Somehow I feel that I have to defend why I liked this book, even though there's no one saying why I shouldn't have enjoyed it. Here's what I found most touching: the author took an fantastic premise - an orphan running away to the circus, a love triangle, an elephant, and the Great Depression and weaved a tale that doesn't make you say "bullocks," at every page. Gruen outlines use of anachronistic story telling is effective and she is skilled at moving the story along, even more adept at highlighting an aging man who is recalling his prime. Because Gruen juxtaposes her novel against the Great Depression, careful readers will find an interesting opportunity for retrospection around how we treat elders today and during the depression and where we put our "unwanteds."The book is fantastical and clearly well researched, with the exception of one character being misdiagnosed as "paranoid schizoprenic." This inaccuracy can be forgiven. Gruen also works hard to show the layers of social dynamics, acknowledging in the book: segregation, racism, ability and others who are "queered out," poverty, capitalism, and elder care. That's a lot to put comfortably in a book - and to Gruen's credit I didn't feel overcrowded. I am most impressed with Gruen's technique; its the details in the craft of her writing that makes the story possible.My only complaint would be that while most all of the characters are quite believable, the female protagonist, I found to be a little flat.

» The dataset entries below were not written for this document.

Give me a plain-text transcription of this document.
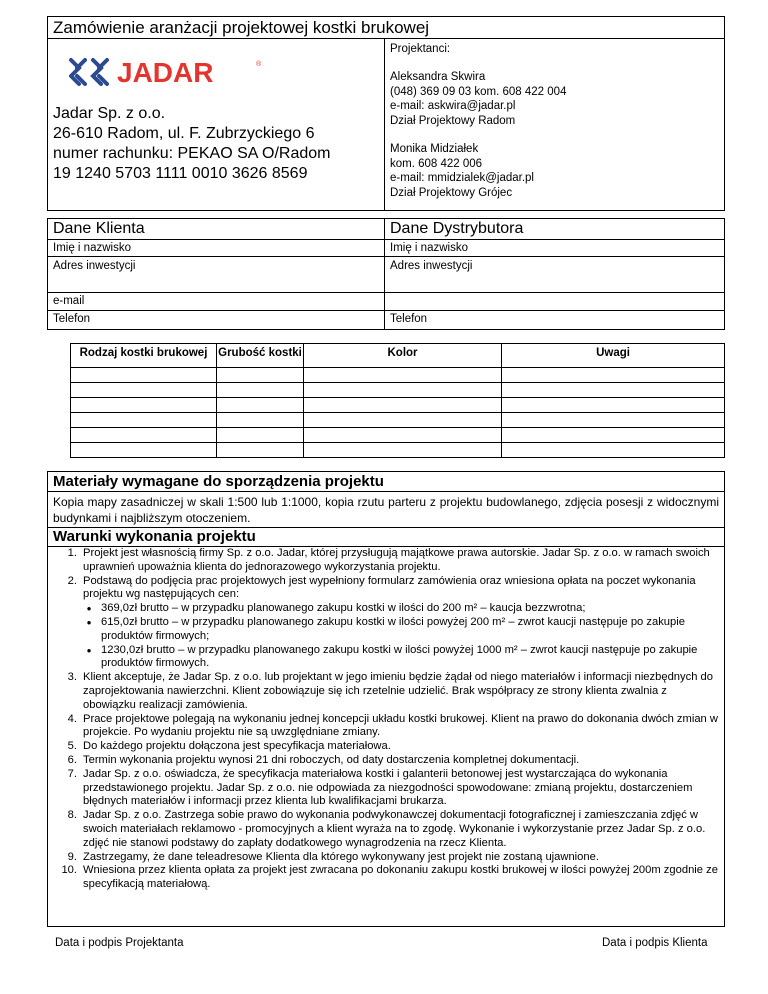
Zamówienie aranżacji projektowej kostki brukowej
JADAR	®
Jadar Sp. z o.o.
26-610 Radom, ul. F. Zubrzyckiego 6
numer rachunku: PEKAO SA O/Radom
19 1240 5703 1111 0010 3626 8569
Projektanci:
Aleksandra Skwira
(048) 369 09 03 kom. 608 422 004
e-mail: askwira@jadar.pl
Dział Projektowy Radom
Monika Midziałek
kom. 608 422 006
e-mail: mmidzialek@jadar.pl
Dział Projektowy Grójec
Dane Klienta	Dane Dystrybutora
Imię i nazwisko	Imię i nazwisko
Adres inwestycji	Adres inwestycji
e-mail
Telefon	Telefon
Rodzaj kostki brukowej	Grubość kostki	Kolor	Uwagi

Materiały wymagane do sporządzenia projektu
Kopia mapy zasadniczej w skali 1:500 lub 1:1000, kopia rzutu parteru z projektu budowlanego, zdjęcia posesji z widocznymi budynkami i najbliższym otoczeniem.
Warunki wykonania projektu
1. Projekt jest własnością firmy Sp. z o.o. Jadar, której przysługują majątkowe prawa autorskie. Jadar Sp. z o.o. w ramach swoich uprawnień upoważnia klienta do jednorazowego wykorzystania projektu.
2. Podstawą do podjęcia prac projektowych jest wypełniony formularz zamówienia oraz wniesiona opłata na poczet wykonania projektu wg następujących cen:
• 369,0zł brutto – w przypadku planowanego zakupu kostki w ilości do 200 m² – kaucja bezzwrotna;
• 615,0zł brutto – w przypadku planowanego zakupu kostki w ilości powyżej 200 m² – zwrot kaucji następuje po zakupie produktów firmowych;
• 1230,0zł brutto – w przypadku planowanego zakupu kostki w ilości powyżej 1000 m² – zwrot kaucji następuje po zakupie produktów firmowych.
3. Klient akceptuje, że Jadar Sp. z o.o. lub projektant w jego imieniu będzie żądał od niego materiałów i informacji niezbędnych do zaprojektowania nawierzchni. Klient zobowiązuje się ich rzetelnie udzielić. Brak współpracy ze strony klienta zwalnia z obowiązku realizacji zamówienia.
4. Prace projektowe polegają na wykonaniu jednej koncepcji układu kostki brukowej. Klient na prawo do dokonania dwóch zmian w projekcie. Po wydaniu projektu nie są uwzględniane zmiany.
5. Do każdego projektu dołączona jest specyfikacja materiałowa.
6. Termin wykonania projektu wynosi 21 dni roboczych, od daty dostarczenia kompletnej dokumentacji.
7. Jadar Sp. z o.o. oświadcza, że specyfikacja materiałowa kostki i galanterii betonowej jest wystarczająca do wykonania przedstawionego projektu. Jadar Sp. z o.o. nie odpowiada za niezgodności spowodowane: zmianą projektu, dostarczeniem błędnych materiałów i informacji przez klienta lub kwalifikacjami brukarza.
8. Jadar Sp. z o.o. Zastrzega sobie prawo do wykonania podwykonawczej dokumentacji fotograficznej i zamieszczania zdjęć w swoich materiałach reklamowo - promocyjnych a klient wyraża na to zgodę. Wykonanie i wykorzystanie przez Jadar Sp. z o.o. zdjęć nie stanowi podstawy do zapłaty dodatkowego wynagrodzenia na rzecz Klienta.
9. Zastrzegamy, że dane teleadresowe Klienta dla którego wykonywany jest projekt nie zostaną ujawnione.
10. Wniesiona przez klienta opłata za projekt jest zwracana po dokonaniu zakupu kostki brukowej w ilości powyżej 200m zgodnie ze specyfikacją materiałową.
Data i podpis Projektanta	Data i podpis Klienta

I don't feel that Gruen inhabited her as the writer - she didn't quite come to life for me, I didn't find her realistic or understand her. I also am still thinking through a casual (and perhaps unintended) parallel the author draws between Rosie the elephant and the Black female nurse who Jacob so appreciates. I have to revisit that.After reading the book I am certainly more interested in reading historic accounts of the circus - definitely an intereting topic; had me yearning for a certain X-Files episode featuring the circus - but I digress... ;-D
—Izetta Autumn

This is a very good example of why one should have no expectations when going into a book. I wanted this book to be great. I thought this book was going to be great. A depression era traveling circus and all that entails? Awesome! The author’s voice being likened to Mr. Irving? Awesome! The fact that damn near everyone LOVED it? Promising! The only other circus book I’ve read was GEEK LOVE, and holy shit. Awesome! All of this lead me to believe that I was about to be blown away.But, it wasn’t awesome. And I hated it because it wasn’t. Normally, I probably would have just thought, meh- good, but not great. But it wouldn’t have evoked such distaste had I not expected it to be brilliant.Given the concept, there was so much room for fantastical wonderfulness that this story lacks entirely. All the bits that almost got there- the mischievousness of the elephant that didn’t understand English, the moonshine paralysis, a hippo in formaldehyde, murdering elephants- weren’t the authors ideas, but anecdotes from her research. How fucking dull.It would have been a million more times gratifying had it been written as non-fiction, because the details were good. And even interesting. But the fiction part… basically, is an unimaginative love story with boring, cliché characters that I couldn’t stand and a Hollywood ending.Boo.